• July 26th, 2012
  • Posted by Baseem Wahab

Simple Eye Test Can Identify Concussion

There are few injuries that are as scary as a concussion. Not only is it often referred to as “invisible,” but it affects everyone differently. And even though no two people react the same way to concussions, there is now a simple vision test that might be able to help doctors better identify if someone has been concussed.

Dr. Laura Becler, co-author of a 2011 study about concussions, said that 50 percent of the brain’s pathways are devoted to vision, which is why this test is so important. She said, “By doing this test, we can potentially catch a lot of what’s going on with overall cognitive function and how impaired an athlete can be following a concussion.”

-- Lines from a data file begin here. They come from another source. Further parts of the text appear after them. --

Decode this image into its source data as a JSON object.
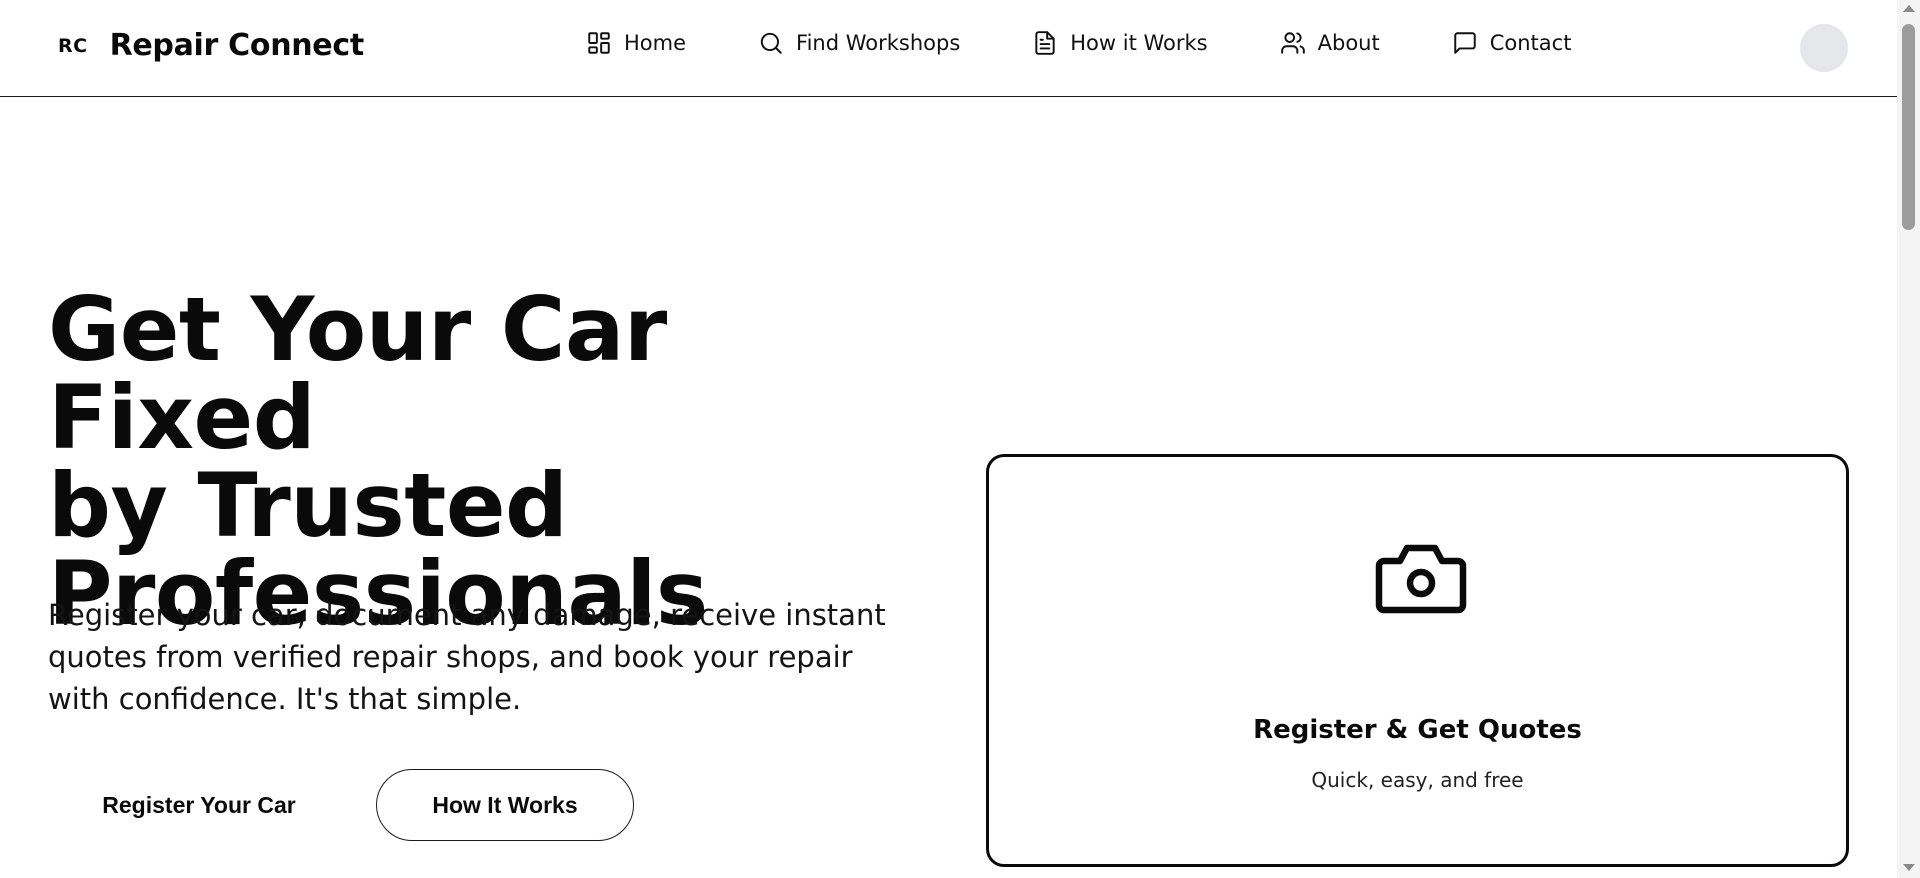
{
  "brand": {
    "mark": "RC",
    "name": "Repair Connect"
  },
  "nav": {
    "items": [
      {
        "label": "Home",
        "icon": "grid-icon"
      },
      {
        "label": "Find Workshops",
        "icon": "search-icon"
      },
      {
        "label": "How it Works",
        "icon": "document-icon"
      },
      {
        "label": "About",
        "icon": "users-icon"
      },
      {
        "label": "Contact",
        "icon": "message-icon"
      }
    ]
  },
  "hero": {
    "title_lines": [
      "Get Your Car Fixed",
      "by Trusted",
      "Professionals"
    ],
    "subtitle": "Register your car, document any damage, receive instant quotes from verified repair shops, and book your repair with confidence. It's that simple.",
    "primary_button": "Register Your Car",
    "secondary_button": "How It Works"
  },
  "card": {
    "icon": "camera-icon",
    "title": "Register & Get Quotes",
    "subtitle": "Quick, easy, and free"
  },
  "colors": {
    "text": "#0a0a0a",
    "border": "#1a1a1a",
    "avatar_bg": "#e5e7eb",
    "background": "#ffffff"
  }
}
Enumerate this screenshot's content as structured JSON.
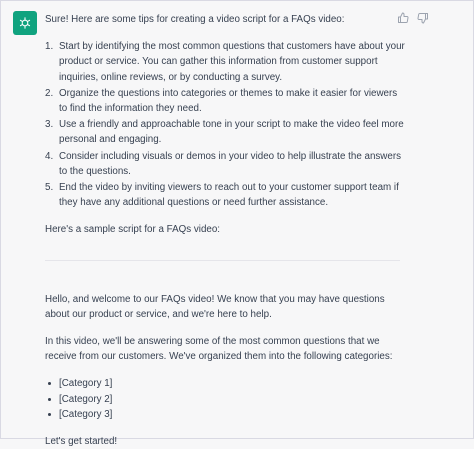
{
  "message": {
    "intro": "Sure! Here are some tips for creating a video script for a FAQs video:",
    "tips": [
      {
        "num": "1.",
        "text": "Start by identifying the most common questions that customers have about your product or service. You can gather this information from customer support inquiries, online reviews, or by conducting a survey."
      },
      {
        "num": "2.",
        "text": "Organize the questions into categories or themes to make it easier for viewers to find the information they need."
      },
      {
        "num": "3.",
        "text": "Use a friendly and approachable tone in your script to make the video feel more personal and engaging."
      },
      {
        "num": "4.",
        "text": "Consider including visuals or demos in your video to help illustrate the answers to the questions."
      },
      {
        "num": "5.",
        "text": "End the video by inviting viewers to reach out to your customer support team if they have any additional questions or need further assistance."
      }
    ],
    "sample_intro": "Here's a sample script for a FAQs video:",
    "script": {
      "hello": "Hello, and welcome to our FAQs video! We know that you may have questions about our product or service, and we're here to help.",
      "para2": "In this video, we'll be answering some of the most common questions that we receive from our customers. We've organized them into the following categories:",
      "categories": [
        "[Category 1]",
        "[Category 2]",
        "[Category 3]"
      ],
      "closing": "Let's get started!"
    }
  },
  "icons": {
    "avatar": "openai-logo-icon",
    "thumbs_up": "thumbs-up-icon",
    "thumbs_down": "thumbs-down-icon"
  },
  "colors": {
    "avatar_bg": "#10a37f",
    "text": "#374151",
    "background": "#f7f7f8"
  }
}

When someone suffers a head injury, especially a concussion, the pathways in the brain are often disrupted and this test, called the “King-Devick” test, is used to identify those disruptions. According to CNN, the test “is based on subtle, constant vibration in the eyes, called saccadic movements, which allow them to focus on specific spots. A problem with the eyes’ ability to track and focus suggests impairment involving brain pathways.”

But what makes this test unique from other concussion tests is that it’s completely objective and not subject to different interpretations by the examiner. The study has proven to be near-perfect as a gauge as to whether or not someone has suffered a concussion and is now being used by several professional sports leagues as a way to identify concussions.